Part 2: The Litigator's View in Kerr and Durst v. Danier Leather Inc. 

publication 

Winter 2008 - (Lang Michener Securities Brief Winter 2007)

Lang Michener Securities Brief Winter 2007

In most commercial litigation, costs follow the event, which is to say the loser makes some significant contribution to the costs incurred by the winner in fighting the litigation. The Class Proceedings Act, 1992 (Ontario) provides in section 31 that this rule may be departed from or relaxed if the court considers that the proceeding was a test case, raised a novel point of law or involved a matter of public interest. A view, more akin to myth than analysis, had grown up that representative plaintiffs in class proceedings were at a lower risk of being required to pay the costs of the defendant if the action failed, than a plaintiff in an ordinary action.

The Supreme Court of Canada was strongly of the view that the Danier case was a standard commercial dispute, a piece of Bay Street litigation well-run and well-financed on both sides. The representative plaintiff (Durst) had argued that it was a test case, involving the interpretation of an important provision of the Securities Act. Again, the Court was unsympathetic, pointing out that the application of settled principles of statutory interpretation to particular legislative provisions is the usual fodder of commercial litigation, "…the proper interpretation of s. 130(1) of the Ontario Act has from the outset been the time bomb ticking under their case … The result was a very expensive piece of shareholder litigation, but there is no magic in the form of a class action proceeding that should in this case deprive the respondents of their costs." It did not help Mr. Durst's cause that he had actually made a profit of $1.5 million on his participation in the Danier IPO, and stood to recover an additional $500,000 had the action against the company succeeded. Having "gambled on his interpretation of s. 130(1) and lost" and having put Danier to enormous expense, Mr. Durst was required to contribute to the payment of their costs.

While the amount of the costs is not spelled out in the judgment, it appears that they exceeded the amount Mr. Durst might have recovered had the action succeeded.
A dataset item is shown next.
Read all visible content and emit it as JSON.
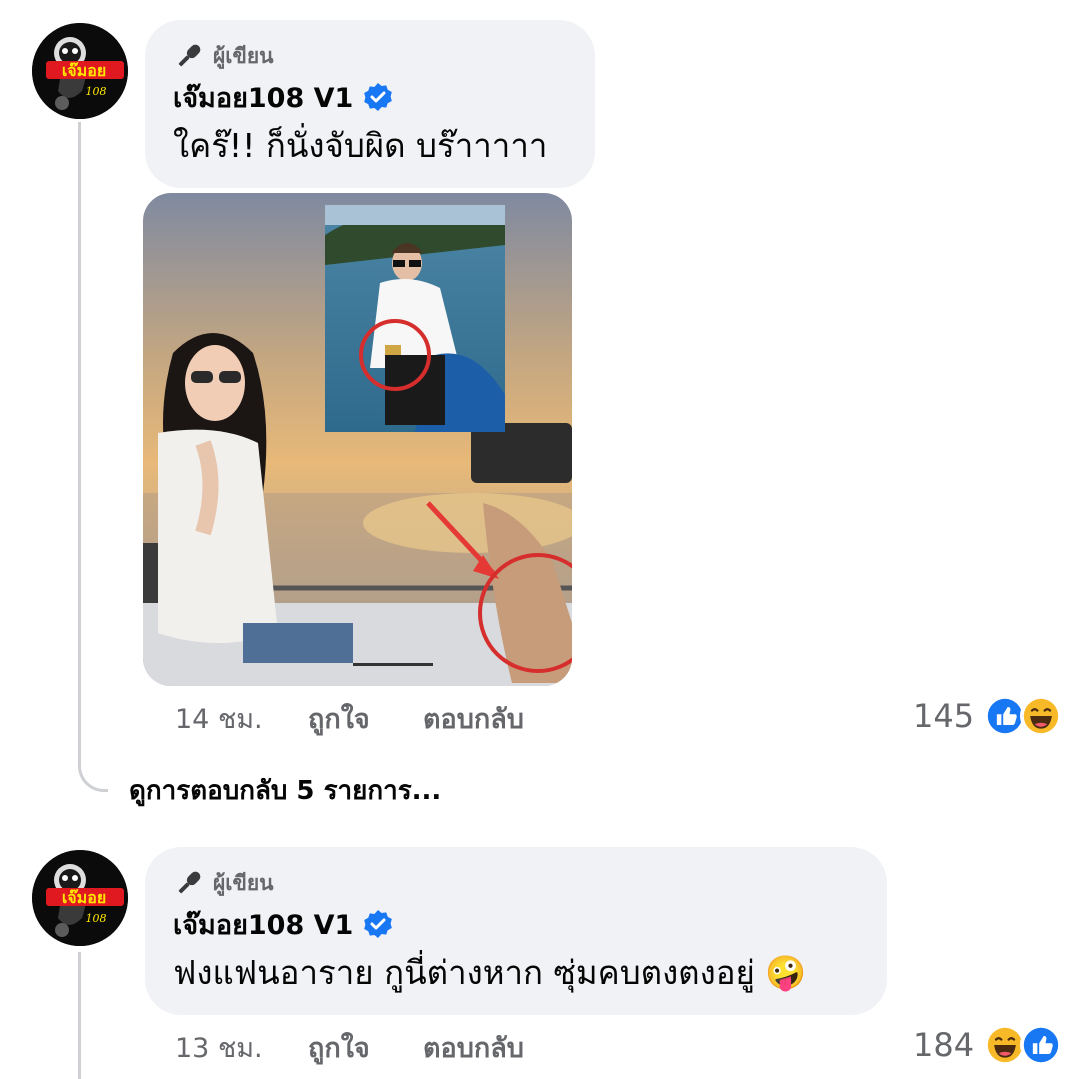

Given that the trial lasted 44 days, and the appeal to the Ontario Court of Appeal lasted five days, there is every possibility that the costs may take most of the $1.5 million pro­fit he had actually made from his participation in the IPO. (Although the Kerrs continued to be named on pleadings as a party to the case, they had not been approved as representative plaintiffs at the certification hearing and apparently they did not participate thereafter. On this record the Supreme Court ordered that Mr. Durst, the approved representative plaintiff, should pay the costs, but provided Mr. Durst with an opportunity to make written submissions why the costs order should also go against the Kerrs.)

In 1934, in his textbook Security Analysis, Benjamin Graham first put forward his distinction between investment and speculation.

"An investment operation is one which, upon thorough analysis, promises safety of principal and an adequate return. Operations not meeting these requirements are speculative."

Later, in The Intelligent Investor he wrote:

"The distinction between investment and speculation in common stocks has always been a useful one and its disappearance is a cause for concern … Ironically, once more, much of the recent financial embarrassment of some stock exchange firms seems to have come from the inclusion of speculative common stocks in their own capital funds."

While written in 1971, these words might as easily have been written yesterday. Graham was most concerned with the propensity of even professional investors to confuse speculation with investment, leading in the end to unexpected losses.

It is possible for an identical purchase of securities by two persons to be an investment by the one, and speculation by the other. The difference is whether before the purchase the person had upon thorough analysis concluded that the purchase promised safety of principal and an adequate return within a risk profile acceptable to that investor. The fact that a three-week period of public uncertainty over the ability of Danier to achieve its quarterly numbers, which in the end it did, was said to have impaired the value of the shares suggests that the participants in the class action had speculated and not invested. Any business can be expected to have variations from plan during the course of a year, and this is a factor an investor would have to consider in determining whether the security did indeed qualify as an appropriate investment.

The unrealistic expectation that businesses will meet or exceed their projections on a quarterly basis leads to pressure on management to smooth results. Had the class action succeeded, the effect would have been to make the purchasers who stuck with Danier pay the purchasers who bailed out, since in the end the money would have had to come out of Danier's retained earnings. While this point was not discussed by the Supreme Court, the costs award against the represent­ative plaintiff also gives the investors in Danier some relief from the costs incurred by Danier that would otherwise have come from retained earnings.

In his participation in the Danier litigation, if not his participation in the IPO, it appears that the representative plaintiff failed to make this important distinction between investment and speculation.